There's this part of my assignment which involves stochastic matrices and i've done most parts of it but there's one part which requires me to show that its eigenvalue is 1. The only way i can think of this is by calculating the det|A-$\lambda$I| and showing that equals to zero when $\lambda$=1. But really how do I calculate a determinant of a 6x6 matrices?
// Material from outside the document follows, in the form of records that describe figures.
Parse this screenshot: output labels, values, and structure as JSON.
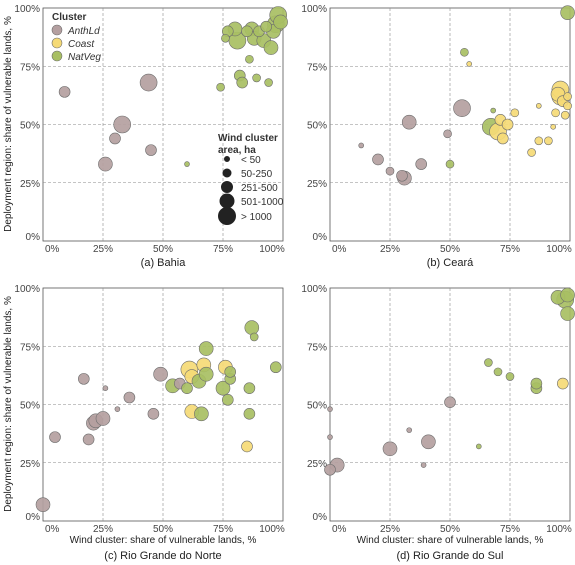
{
  "figure": {
    "y_label": "Deployment region: share of vulnerable lands, %",
    "x_label": "Wind cluster: share of vulnerable lands, %",
    "tick_labels": [
      "0%",
      "25%",
      "50%",
      "75%",
      "100%"
    ]
  },
  "legend": {
    "cluster_title": "Cluster",
    "clusters": [
      {
        "name": "AnthLd",
        "color": "#b49fa0"
      },
      {
        "name": "Coast",
        "color": "#f5da76"
      },
      {
        "name": "NatVeg",
        "color": "#a8bf63"
      }
    ],
    "size_title_line1": "Wind cluster",
    "size_title_line2": "area, ha",
    "sizes": [
      {
        "label": "< 50",
        "r": 2.5
      },
      {
        "label": "50-250",
        "r": 4
      },
      {
        "label": "251-500",
        "r": 5.5
      },
      {
        "label": "501-1000",
        "r": 7
      },
      {
        "label": "> 1000",
        "r": 8.5
      }
    ]
  },
  "chart_data": [
    {
      "type": "scatter",
      "title": "(a) Bahia",
      "xlim": [
        0,
        100
      ],
      "ylim": [
        0,
        100
      ],
      "points": [
        {
          "x": 9,
          "y": 64,
          "c": "AnthLd",
          "s": 2
        },
        {
          "x": 26,
          "y": 33,
          "c": "AnthLd",
          "s": 3
        },
        {
          "x": 30,
          "y": 44,
          "c": "AnthLd",
          "s": 2
        },
        {
          "x": 33,
          "y": 50,
          "c": "AnthLd",
          "s": 4
        },
        {
          "x": 44,
          "y": 68,
          "c": "AnthLd",
          "s": 4
        },
        {
          "x": 45,
          "y": 39,
          "c": "AnthLd",
          "s": 2
        },
        {
          "x": 60,
          "y": 33,
          "c": "NatVeg",
          "s": 0
        },
        {
          "x": 74,
          "y": 66,
          "c": "NatVeg",
          "s": 1
        },
        {
          "x": 76,
          "y": 87,
          "c": "NatVeg",
          "s": 1
        },
        {
          "x": 77,
          "y": 90,
          "c": "NatVeg",
          "s": 2
        },
        {
          "x": 80,
          "y": 91,
          "c": "NatVeg",
          "s": 3
        },
        {
          "x": 81,
          "y": 86,
          "c": "NatVeg",
          "s": 4
        },
        {
          "x": 82,
          "y": 71,
          "c": "NatVeg",
          "s": 2
        },
        {
          "x": 83,
          "y": 68,
          "c": "NatVeg",
          "s": 2
        },
        {
          "x": 85,
          "y": 90,
          "c": "NatVeg",
          "s": 2
        },
        {
          "x": 86,
          "y": 78,
          "c": "NatVeg",
          "s": 1
        },
        {
          "x": 87,
          "y": 91,
          "c": "NatVeg",
          "s": 3
        },
        {
          "x": 88,
          "y": 87,
          "c": "NatVeg",
          "s": 3
        },
        {
          "x": 89,
          "y": 70,
          "c": "NatVeg",
          "s": 1
        },
        {
          "x": 90,
          "y": 90,
          "c": "NatVeg",
          "s": 2
        },
        {
          "x": 92,
          "y": 86,
          "c": "NatVeg",
          "s": 3
        },
        {
          "x": 93,
          "y": 92,
          "c": "NatVeg",
          "s": 2
        },
        {
          "x": 94,
          "y": 68,
          "c": "NatVeg",
          "s": 1
        },
        {
          "x": 95,
          "y": 83,
          "c": "NatVeg",
          "s": 3
        },
        {
          "x": 96,
          "y": 90,
          "c": "NatVeg",
          "s": 3
        },
        {
          "x": 97,
          "y": 93,
          "c": "NatVeg",
          "s": 4
        },
        {
          "x": 98,
          "y": 97,
          "c": "NatVeg",
          "s": 4
        },
        {
          "x": 99,
          "y": 94,
          "c": "NatVeg",
          "s": 3
        }
      ]
    },
    {
      "type": "scatter",
      "title": "(b) Ceará",
      "xlim": [
        0,
        100
      ],
      "ylim": [
        0,
        100
      ],
      "points": [
        {
          "x": 13,
          "y": 41,
          "c": "AnthLd",
          "s": 0
        },
        {
          "x": 20,
          "y": 35,
          "c": "AnthLd",
          "s": 2
        },
        {
          "x": 25,
          "y": 30,
          "c": "AnthLd",
          "s": 1
        },
        {
          "x": 30,
          "y": 28,
          "c": "AnthLd",
          "s": 2
        },
        {
          "x": 31,
          "y": 27,
          "c": "AnthLd",
          "s": 3
        },
        {
          "x": 33,
          "y": 51,
          "c": "AnthLd",
          "s": 3
        },
        {
          "x": 38,
          "y": 33,
          "c": "AnthLd",
          "s": 2
        },
        {
          "x": 49,
          "y": 46,
          "c": "AnthLd",
          "s": 1
        },
        {
          "x": 50,
          "y": 33,
          "c": "NatVeg",
          "s": 1
        },
        {
          "x": 55,
          "y": 57,
          "c": "AnthLd",
          "s": 4
        },
        {
          "x": 56,
          "y": 81,
          "c": "NatVeg",
          "s": 1
        },
        {
          "x": 58,
          "y": 76,
          "c": "Coast",
          "s": 0
        },
        {
          "x": 67,
          "y": 49,
          "c": "NatVeg",
          "s": 4
        },
        {
          "x": 68,
          "y": 56,
          "c": "NatVeg",
          "s": 0
        },
        {
          "x": 70,
          "y": 47,
          "c": "Coast",
          "s": 4
        },
        {
          "x": 71,
          "y": 52,
          "c": "Coast",
          "s": 2
        },
        {
          "x": 72,
          "y": 44,
          "c": "Coast",
          "s": 2
        },
        {
          "x": 74,
          "y": 50,
          "c": "Coast",
          "s": 2
        },
        {
          "x": 77,
          "y": 55,
          "c": "Coast",
          "s": 1
        },
        {
          "x": 84,
          "y": 38,
          "c": "Coast",
          "s": 1
        },
        {
          "x": 87,
          "y": 43,
          "c": "Coast",
          "s": 1
        },
        {
          "x": 87,
          "y": 58,
          "c": "Coast",
          "s": 0
        },
        {
          "x": 91,
          "y": 43,
          "c": "Coast",
          "s": 1
        },
        {
          "x": 93,
          "y": 49,
          "c": "Coast",
          "s": 0
        },
        {
          "x": 94,
          "y": 55,
          "c": "Coast",
          "s": 1
        },
        {
          "x": 95,
          "y": 63,
          "c": "Coast",
          "s": 3
        },
        {
          "x": 96,
          "y": 62,
          "c": "Coast",
          "s": 4
        },
        {
          "x": 96,
          "y": 65,
          "c": "Coast",
          "s": 4
        },
        {
          "x": 97,
          "y": 60,
          "c": "Coast",
          "s": 2
        },
        {
          "x": 98,
          "y": 54,
          "c": "Coast",
          "s": 1
        },
        {
          "x": 99,
          "y": 58,
          "c": "Coast",
          "s": 1
        },
        {
          "x": 99,
          "y": 62,
          "c": "Coast",
          "s": 1
        },
        {
          "x": 99,
          "y": 98,
          "c": "NatVeg",
          "s": 3
        }
      ]
    },
    {
      "type": "scatter",
      "title": "(c) Rio Grande do Norte",
      "xlim": [
        0,
        100
      ],
      "ylim": [
        0,
        100
      ],
      "points": [
        {
          "x": 0,
          "y": 7,
          "c": "AnthLd",
          "s": 3
        },
        {
          "x": 5,
          "y": 36,
          "c": "AnthLd",
          "s": 2
        },
        {
          "x": 17,
          "y": 61,
          "c": "AnthLd",
          "s": 2
        },
        {
          "x": 19,
          "y": 35,
          "c": "AnthLd",
          "s": 2
        },
        {
          "x": 21,
          "y": 42,
          "c": "AnthLd",
          "s": 3
        },
        {
          "x": 22,
          "y": 43,
          "c": "AnthLd",
          "s": 3
        },
        {
          "x": 25,
          "y": 44,
          "c": "AnthLd",
          "s": 3
        },
        {
          "x": 26,
          "y": 57,
          "c": "AnthLd",
          "s": 0
        },
        {
          "x": 31,
          "y": 48,
          "c": "AnthLd",
          "s": 0
        },
        {
          "x": 36,
          "y": 53,
          "c": "AnthLd",
          "s": 2
        },
        {
          "x": 46,
          "y": 46,
          "c": "AnthLd",
          "s": 2
        },
        {
          "x": 49,
          "y": 63,
          "c": "AnthLd",
          "s": 3
        },
        {
          "x": 54,
          "y": 58,
          "c": "NatVeg",
          "s": 3
        },
        {
          "x": 57,
          "y": 59,
          "c": "AnthLd",
          "s": 2
        },
        {
          "x": 60,
          "y": 57,
          "c": "NatVeg",
          "s": 2
        },
        {
          "x": 61,
          "y": 65,
          "c": "Coast",
          "s": 4
        },
        {
          "x": 62,
          "y": 47,
          "c": "Coast",
          "s": 3
        },
        {
          "x": 62,
          "y": 62,
          "c": "Coast",
          "s": 3
        },
        {
          "x": 65,
          "y": 60,
          "c": "NatVeg",
          "s": 3
        },
        {
          "x": 66,
          "y": 46,
          "c": "NatVeg",
          "s": 3
        },
        {
          "x": 67,
          "y": 67,
          "c": "Coast",
          "s": 3
        },
        {
          "x": 68,
          "y": 74,
          "c": "NatVeg",
          "s": 3
        },
        {
          "x": 68,
          "y": 63,
          "c": "NatVeg",
          "s": 3
        },
        {
          "x": 75,
          "y": 57,
          "c": "NatVeg",
          "s": 3
        },
        {
          "x": 76,
          "y": 66,
          "c": "Coast",
          "s": 3
        },
        {
          "x": 77,
          "y": 52,
          "c": "NatVeg",
          "s": 2
        },
        {
          "x": 78,
          "y": 61,
          "c": "NatVeg",
          "s": 2
        },
        {
          "x": 78,
          "y": 64,
          "c": "NatVeg",
          "s": 2
        },
        {
          "x": 85,
          "y": 32,
          "c": "Coast",
          "s": 2
        },
        {
          "x": 86,
          "y": 46,
          "c": "NatVeg",
          "s": 2
        },
        {
          "x": 86,
          "y": 57,
          "c": "NatVeg",
          "s": 2
        },
        {
          "x": 87,
          "y": 83,
          "c": "NatVeg",
          "s": 3
        },
        {
          "x": 88,
          "y": 79,
          "c": "NatVeg",
          "s": 1
        },
        {
          "x": 97,
          "y": 66,
          "c": "NatVeg",
          "s": 2
        }
      ]
    },
    {
      "type": "scatter",
      "title": "(d) Rio Grande do Sul",
      "xlim": [
        0,
        100
      ],
      "ylim": [
        0,
        100
      ],
      "points": [
        {
          "x": 0,
          "y": 48,
          "c": "AnthLd",
          "s": 0
        },
        {
          "x": 0,
          "y": 36,
          "c": "AnthLd",
          "s": 0
        },
        {
          "x": 0,
          "y": 22,
          "c": "AnthLd",
          "s": 2
        },
        {
          "x": 3,
          "y": 24,
          "c": "AnthLd",
          "s": 3
        },
        {
          "x": 25,
          "y": 31,
          "c": "AnthLd",
          "s": 3
        },
        {
          "x": 33,
          "y": 39,
          "c": "AnthLd",
          "s": 0
        },
        {
          "x": 39,
          "y": 24,
          "c": "AnthLd",
          "s": 0
        },
        {
          "x": 41,
          "y": 34,
          "c": "AnthLd",
          "s": 3
        },
        {
          "x": 50,
          "y": 51,
          "c": "AnthLd",
          "s": 2
        },
        {
          "x": 62,
          "y": 32,
          "c": "NatVeg",
          "s": 0
        },
        {
          "x": 66,
          "y": 68,
          "c": "NatVeg",
          "s": 1
        },
        {
          "x": 70,
          "y": 64,
          "c": "NatVeg",
          "s": 1
        },
        {
          "x": 75,
          "y": 62,
          "c": "NatVeg",
          "s": 1
        },
        {
          "x": 86,
          "y": 57,
          "c": "NatVeg",
          "s": 2
        },
        {
          "x": 86,
          "y": 59,
          "c": "NatVeg",
          "s": 2
        },
        {
          "x": 95,
          "y": 96,
          "c": "NatVeg",
          "s": 3
        },
        {
          "x": 97,
          "y": 59,
          "c": "Coast",
          "s": 2
        },
        {
          "x": 98,
          "y": 95,
          "c": "NatVeg",
          "s": 4
        },
        {
          "x": 99,
          "y": 97,
          "c": "NatVeg",
          "s": 3
        },
        {
          "x": 99,
          "y": 89,
          "c": "NatVeg",
          "s": 3
        }
      ]
    }
  ]
}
Given below is the stochastic matrice that i have found;
\begin{bmatrix} 0 & \frac{1}{2} & \frac{1}{3} & 0 & 0 & 0 \\ \frac{1}{2} & 0 & 0 & \frac{1}{3} & 0 & 0 \\ \frac{1}{2} & 0 & 0 & \frac{1}{3}& \frac{1}{2}& 0 \\ 0 & \frac{1}{2} & \frac{1}{3} & 0 & 0 & \frac{1}{2} \\ 0 & 0 & \frac{1}{3}& 0 & 0 & \frac{1}{2} \\ 0 & 0 & 0 & \frac{1}{3} & \frac{1}{2} & 0 \\ \end{bmatrix}
I don't think i'm suppose to compute this in a really long and complicated way but i also do have to find the eigenvector associated to eigenvalue 1. That's why I'm all confused about this. What would be the way to go about this?